Still, I was intrigued by some of the colours in the book, so I persevered with thinking about a new colour scheme for my house. After making a decision and identifying some potential colour candidates, I was ready to order some paint chips and sample pots. At the end of November the Eve Ashcraft web site was still saying-"we're working feverishly to get sample cards and should have them by the end of November". Well, it's the end of December and I'm still waiting and the Eve Ashcraft web site hasn't been updated. I tracked down a retailer in my area who carried Fine Paints of Europe and called him to ask if they had the paint "beeswax". I drove an hour and a half to the store and the man had not heard of these colours from Fine Paints (they had a beeswax, but it was one of their older colours and not the Eve Eshcraft formulation). He kindly called Fine Paints and bizarrely, they kind of didn't want to help. They didn't have fan decks, aren't going to have paint chips, aren't going to provide customers with sample pots for order, and may or may not have the paint available for sale now. Fine Paints is a small company with less than 80 retailers in the US, so to launch a paint line and not provide a whiff of information to retailers three months after the book is out is a pretty good indication that they don't plan on making this product line available to the general public ever.

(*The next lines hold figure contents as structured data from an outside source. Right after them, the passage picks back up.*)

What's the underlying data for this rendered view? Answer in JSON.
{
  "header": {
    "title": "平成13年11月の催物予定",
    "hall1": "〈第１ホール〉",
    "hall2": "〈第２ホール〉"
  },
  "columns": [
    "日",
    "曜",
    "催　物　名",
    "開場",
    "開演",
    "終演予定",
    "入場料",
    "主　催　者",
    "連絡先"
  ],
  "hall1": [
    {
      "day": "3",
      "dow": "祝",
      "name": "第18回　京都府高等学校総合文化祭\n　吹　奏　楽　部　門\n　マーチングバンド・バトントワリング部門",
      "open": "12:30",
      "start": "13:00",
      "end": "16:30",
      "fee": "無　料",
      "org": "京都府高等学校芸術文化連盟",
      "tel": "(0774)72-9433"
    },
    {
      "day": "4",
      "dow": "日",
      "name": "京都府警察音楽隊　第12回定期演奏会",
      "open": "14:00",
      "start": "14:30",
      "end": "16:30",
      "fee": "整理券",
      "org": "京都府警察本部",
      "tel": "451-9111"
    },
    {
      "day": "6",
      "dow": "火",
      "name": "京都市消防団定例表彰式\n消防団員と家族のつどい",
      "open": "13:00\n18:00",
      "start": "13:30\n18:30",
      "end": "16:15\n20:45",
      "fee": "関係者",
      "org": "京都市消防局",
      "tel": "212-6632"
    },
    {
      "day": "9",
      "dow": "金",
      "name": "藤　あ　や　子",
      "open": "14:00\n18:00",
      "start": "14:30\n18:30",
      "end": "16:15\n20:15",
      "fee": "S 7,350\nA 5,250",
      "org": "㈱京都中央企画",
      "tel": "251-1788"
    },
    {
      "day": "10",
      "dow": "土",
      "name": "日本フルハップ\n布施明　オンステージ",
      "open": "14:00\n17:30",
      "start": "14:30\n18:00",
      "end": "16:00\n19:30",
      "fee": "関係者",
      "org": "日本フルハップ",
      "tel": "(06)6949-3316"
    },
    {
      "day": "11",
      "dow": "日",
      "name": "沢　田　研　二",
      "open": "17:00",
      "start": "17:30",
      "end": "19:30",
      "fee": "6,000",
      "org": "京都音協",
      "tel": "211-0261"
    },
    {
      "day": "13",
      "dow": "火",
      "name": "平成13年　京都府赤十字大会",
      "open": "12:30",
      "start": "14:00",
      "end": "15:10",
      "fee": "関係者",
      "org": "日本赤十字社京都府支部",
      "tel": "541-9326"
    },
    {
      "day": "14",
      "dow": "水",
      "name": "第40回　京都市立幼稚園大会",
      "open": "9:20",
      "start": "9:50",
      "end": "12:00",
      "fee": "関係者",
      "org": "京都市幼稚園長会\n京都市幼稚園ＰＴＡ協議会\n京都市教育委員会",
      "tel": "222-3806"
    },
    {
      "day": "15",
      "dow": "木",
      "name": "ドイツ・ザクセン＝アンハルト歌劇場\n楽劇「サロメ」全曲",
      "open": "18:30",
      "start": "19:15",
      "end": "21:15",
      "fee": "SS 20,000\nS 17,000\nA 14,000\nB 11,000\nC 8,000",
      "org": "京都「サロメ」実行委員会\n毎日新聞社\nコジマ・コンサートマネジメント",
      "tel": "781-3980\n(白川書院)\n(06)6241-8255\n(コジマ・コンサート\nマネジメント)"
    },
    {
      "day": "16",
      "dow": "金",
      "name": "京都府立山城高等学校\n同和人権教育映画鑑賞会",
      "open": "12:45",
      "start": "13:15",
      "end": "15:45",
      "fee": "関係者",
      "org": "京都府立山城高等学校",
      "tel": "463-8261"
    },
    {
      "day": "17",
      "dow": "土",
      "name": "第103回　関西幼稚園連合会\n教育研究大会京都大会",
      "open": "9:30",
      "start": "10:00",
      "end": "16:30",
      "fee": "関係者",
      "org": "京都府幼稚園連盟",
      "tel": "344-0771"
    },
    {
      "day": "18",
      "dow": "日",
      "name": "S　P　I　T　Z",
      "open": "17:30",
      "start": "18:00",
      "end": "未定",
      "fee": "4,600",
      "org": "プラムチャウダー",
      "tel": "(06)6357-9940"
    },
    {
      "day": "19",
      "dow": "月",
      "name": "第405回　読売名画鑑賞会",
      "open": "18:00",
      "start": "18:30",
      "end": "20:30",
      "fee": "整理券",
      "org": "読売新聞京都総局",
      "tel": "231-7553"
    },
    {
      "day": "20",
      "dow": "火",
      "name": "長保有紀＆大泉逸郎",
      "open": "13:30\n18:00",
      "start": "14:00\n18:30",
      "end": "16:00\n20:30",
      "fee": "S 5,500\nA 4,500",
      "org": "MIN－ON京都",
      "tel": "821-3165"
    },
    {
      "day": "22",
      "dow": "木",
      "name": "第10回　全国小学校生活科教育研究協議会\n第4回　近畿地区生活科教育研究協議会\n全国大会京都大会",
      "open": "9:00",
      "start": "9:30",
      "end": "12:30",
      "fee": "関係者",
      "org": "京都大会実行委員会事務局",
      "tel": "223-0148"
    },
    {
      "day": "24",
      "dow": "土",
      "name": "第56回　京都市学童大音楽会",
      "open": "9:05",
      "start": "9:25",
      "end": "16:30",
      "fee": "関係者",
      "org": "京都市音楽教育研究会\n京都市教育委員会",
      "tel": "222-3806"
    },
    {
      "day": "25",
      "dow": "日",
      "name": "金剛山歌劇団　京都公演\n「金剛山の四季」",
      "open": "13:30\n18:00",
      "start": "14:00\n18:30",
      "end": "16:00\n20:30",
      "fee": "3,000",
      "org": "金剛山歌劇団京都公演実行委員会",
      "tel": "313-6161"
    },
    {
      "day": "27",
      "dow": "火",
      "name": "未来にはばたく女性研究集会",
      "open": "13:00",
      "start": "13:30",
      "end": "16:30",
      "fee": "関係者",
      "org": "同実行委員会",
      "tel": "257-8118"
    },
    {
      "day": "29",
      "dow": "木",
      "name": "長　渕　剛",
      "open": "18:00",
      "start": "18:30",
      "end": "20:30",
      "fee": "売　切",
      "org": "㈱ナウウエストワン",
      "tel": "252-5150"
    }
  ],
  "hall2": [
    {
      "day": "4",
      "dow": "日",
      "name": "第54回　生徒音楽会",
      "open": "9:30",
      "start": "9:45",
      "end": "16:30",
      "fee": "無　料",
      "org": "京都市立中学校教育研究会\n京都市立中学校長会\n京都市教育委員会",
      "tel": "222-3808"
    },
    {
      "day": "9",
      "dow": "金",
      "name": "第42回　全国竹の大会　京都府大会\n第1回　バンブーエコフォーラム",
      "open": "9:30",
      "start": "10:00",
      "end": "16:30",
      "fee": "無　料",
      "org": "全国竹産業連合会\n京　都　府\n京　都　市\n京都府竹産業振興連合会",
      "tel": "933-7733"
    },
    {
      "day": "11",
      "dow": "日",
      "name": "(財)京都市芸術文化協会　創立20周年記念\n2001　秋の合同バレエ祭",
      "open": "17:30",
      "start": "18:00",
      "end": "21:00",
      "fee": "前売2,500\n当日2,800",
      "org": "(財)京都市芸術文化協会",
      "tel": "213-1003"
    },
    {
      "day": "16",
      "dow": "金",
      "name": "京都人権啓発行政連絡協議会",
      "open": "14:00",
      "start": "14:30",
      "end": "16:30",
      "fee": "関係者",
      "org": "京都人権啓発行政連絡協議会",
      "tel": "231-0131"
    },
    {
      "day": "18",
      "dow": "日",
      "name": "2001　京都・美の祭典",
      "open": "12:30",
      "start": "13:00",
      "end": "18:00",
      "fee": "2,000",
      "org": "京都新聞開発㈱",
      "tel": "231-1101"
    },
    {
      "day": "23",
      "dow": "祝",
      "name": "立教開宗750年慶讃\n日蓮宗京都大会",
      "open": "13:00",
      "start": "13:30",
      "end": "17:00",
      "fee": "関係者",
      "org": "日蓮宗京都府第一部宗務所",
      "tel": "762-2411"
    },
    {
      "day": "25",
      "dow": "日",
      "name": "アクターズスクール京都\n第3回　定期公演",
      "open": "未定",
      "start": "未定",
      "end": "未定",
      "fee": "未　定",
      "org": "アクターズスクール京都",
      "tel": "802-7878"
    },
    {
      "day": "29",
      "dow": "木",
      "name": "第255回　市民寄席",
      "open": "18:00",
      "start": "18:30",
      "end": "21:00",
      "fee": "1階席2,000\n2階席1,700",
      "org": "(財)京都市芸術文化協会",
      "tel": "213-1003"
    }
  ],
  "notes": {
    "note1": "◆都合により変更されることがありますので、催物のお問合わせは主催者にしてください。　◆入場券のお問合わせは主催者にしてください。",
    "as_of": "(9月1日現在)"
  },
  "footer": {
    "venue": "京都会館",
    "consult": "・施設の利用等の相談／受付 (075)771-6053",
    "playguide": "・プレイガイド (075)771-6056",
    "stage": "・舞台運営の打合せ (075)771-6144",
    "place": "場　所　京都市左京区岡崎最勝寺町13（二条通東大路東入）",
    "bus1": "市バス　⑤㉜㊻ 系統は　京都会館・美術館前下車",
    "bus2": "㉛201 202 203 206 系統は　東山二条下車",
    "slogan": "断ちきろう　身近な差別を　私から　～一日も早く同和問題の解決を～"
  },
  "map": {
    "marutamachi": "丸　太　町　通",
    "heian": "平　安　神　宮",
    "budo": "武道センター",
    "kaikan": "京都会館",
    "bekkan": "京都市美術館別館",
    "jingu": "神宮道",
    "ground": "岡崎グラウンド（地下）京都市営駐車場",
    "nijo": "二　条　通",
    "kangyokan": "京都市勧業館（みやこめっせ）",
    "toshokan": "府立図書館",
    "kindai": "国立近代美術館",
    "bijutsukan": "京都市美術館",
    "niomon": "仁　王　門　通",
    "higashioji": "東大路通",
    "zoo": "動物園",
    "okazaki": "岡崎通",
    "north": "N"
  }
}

My best guess is that this book might be one of those deals that the authour printed to drum up more interest in her $275 an hour, minimum of ten hours consulting business. The paint formulations might become available to her high end clients when ordered through her, but they have no intention of ever making it available to the masses willing to pay $120 bucks a "euro" litre for it. I'm sure Eve Ashcraft's customers are able to see samples of the paint and ***gasp*** even get to have a sample of it on their walls before committing to it after they pay her a few thousand dollars in consulting fees of course. For a lady whose main advice in the book is to put colours up in rooms to see how they change before you paint and who advocates a philosophy "color only exists in light", you think letting customers have $10 sample pots would be important. Either this was a complete marketing failure, or a scam to begin with. Fine Paints of Europe is generally a good company, so why they'd take part of this, alienate future customers and allow themselves to become manipulated by a "paint doctor" is unfortunate.
I would have returned the book months ago if I had known I wasn't ever going to be able to get the paint. For better advice and service about paint and colour, try Farrow and Ball. You can order a fan deck on-line and it comes with colour photographs telling you what colour of paint was used. And get this---they let you order sample pots!!!! Give Eve Ashcraft's book and any ideas you had about learning about paint out of your head. Purchasing this is only helping to make what I'd consider a dishonest person wealthy. I'm going to order the Farrow and Ball books next and see if I can't complete my project with a company that has their act and morals together.